Risks and general obstacles:
Pole lean – danger to blind opposite traffic. Here why 3d printing with rapid prototyping could be helpful.  The design has punched line at the bottom to prevent lean position. That part could be also exchanged to one with an angle to compensate ground movement. The main idea is to create the very cheap system (low traffic = low budget), hence low profile light with regular monitoring (recharging) could work out (proper poles with solar plus speed monitors also an option).     
There are many ways to create such a system, hence no essential patent value / will be outpaced by low-cost countries. Initial design and testing could be still valuable to perform in local conditions:  how much light (diodes = batteries/cost) is needed, how often to recharge (by whom), where road conditions are a life saver.
Cost is still essential. My preliminary calculations show > $ 10000 range, where batteries take 90% ( 3 months, 200 flashes per night). However, if 2 minutes service is acceptable (rangers, or local commuters: bird’s scooter scheme)…
Different road turns require different light patterns. Adjustable top part with light could be done, however, it could lead to worse (manual adjustment on road is costly, more small parts) than an available set of fixed common angles (10-20 types of tops to a range of turns) – again trial and error good test-filter.

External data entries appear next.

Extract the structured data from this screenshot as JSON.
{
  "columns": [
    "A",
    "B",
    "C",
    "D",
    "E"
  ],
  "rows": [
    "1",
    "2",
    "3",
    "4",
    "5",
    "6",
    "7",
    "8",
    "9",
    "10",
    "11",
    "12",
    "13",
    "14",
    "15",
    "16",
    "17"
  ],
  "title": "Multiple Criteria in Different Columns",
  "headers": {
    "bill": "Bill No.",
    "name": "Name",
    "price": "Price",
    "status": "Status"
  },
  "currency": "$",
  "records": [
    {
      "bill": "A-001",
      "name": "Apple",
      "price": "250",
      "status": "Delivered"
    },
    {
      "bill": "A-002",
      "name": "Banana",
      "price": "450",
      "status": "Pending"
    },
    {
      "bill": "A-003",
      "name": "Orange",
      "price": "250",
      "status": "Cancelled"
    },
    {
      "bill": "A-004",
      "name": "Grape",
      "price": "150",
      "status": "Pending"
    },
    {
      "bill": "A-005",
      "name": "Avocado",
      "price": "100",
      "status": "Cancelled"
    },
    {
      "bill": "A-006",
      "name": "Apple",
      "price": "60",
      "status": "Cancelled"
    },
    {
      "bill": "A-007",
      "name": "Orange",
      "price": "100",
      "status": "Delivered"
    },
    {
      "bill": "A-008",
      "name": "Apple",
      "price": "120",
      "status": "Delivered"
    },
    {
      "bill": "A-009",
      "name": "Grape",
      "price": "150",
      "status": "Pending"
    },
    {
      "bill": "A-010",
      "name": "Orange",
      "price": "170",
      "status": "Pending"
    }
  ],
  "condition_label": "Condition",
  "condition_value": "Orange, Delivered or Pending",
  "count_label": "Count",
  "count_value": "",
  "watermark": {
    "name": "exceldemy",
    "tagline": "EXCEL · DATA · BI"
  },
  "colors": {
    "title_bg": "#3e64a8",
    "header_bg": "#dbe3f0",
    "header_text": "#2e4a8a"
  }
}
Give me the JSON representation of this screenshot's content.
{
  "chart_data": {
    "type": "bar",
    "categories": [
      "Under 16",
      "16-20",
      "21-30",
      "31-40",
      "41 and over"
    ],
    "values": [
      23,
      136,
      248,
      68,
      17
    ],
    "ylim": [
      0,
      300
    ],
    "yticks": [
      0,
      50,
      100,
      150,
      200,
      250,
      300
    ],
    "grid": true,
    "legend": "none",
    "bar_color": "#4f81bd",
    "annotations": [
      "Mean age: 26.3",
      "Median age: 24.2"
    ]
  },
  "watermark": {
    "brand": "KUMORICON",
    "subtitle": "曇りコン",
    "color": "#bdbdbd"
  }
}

Prehistory and other thoughts:
I was recently driving in Canberra national park and noticed there were more killed animals on road turns. It is truly dangerous on sharp turns: car lights straight making surroundings darker: quick reaction could lead to worst. 
New laser-LEDs (2nd gen) are more efficient and batteries are out of question will progress exponentially (pure current papers * time to market). Hence, we should opt out of our wired paradigm.
Sldlaser.com
You may argue we have BMW Cornering Lights (or future Audi Matrix LED dynamic light) or self-driving cars overall. But even E.Mask, for example, mentioned 25 years as car life expectancy so there will be still time-use if done cheaply.  

I saw the AutoCAD competition promo and decided to use the prize-math-expectation to facilitate drawing study and make some better pictures than common doodles.  (it is not pictures only, though, if I’ll be lucky to get the 3d printer, I’ll do all my best to test and further develop the idea - let it be my small public commitment ;).   If there are more worthy projects, the rare reader - feel free to ask for dwg files: it is good enough to know one might help to save some creatures.

As a small AutoCAD feedback (AutoCAD 2019 mechanical, trial):  although I used AutoCAD in uni 15 years ago, it was harder to mind the gap than I planned.  I stacked with default settings and was sure there should be Solidworks like drawing logic, but only a few buttons.  Later I found some proper intermediate-advance tutorials, so all is fine (moreover, adaptive ribbons show there should be more stuff I don’t yet know like I briefly saw voice control).  Possibly one-two dense quick extended feature video overview will be in demand.  You may also create some mind map of features with 1min video-links. ( the smoother the learning curve, the faster feature-library search for rare functions the better adoption and product expansion). Thanks.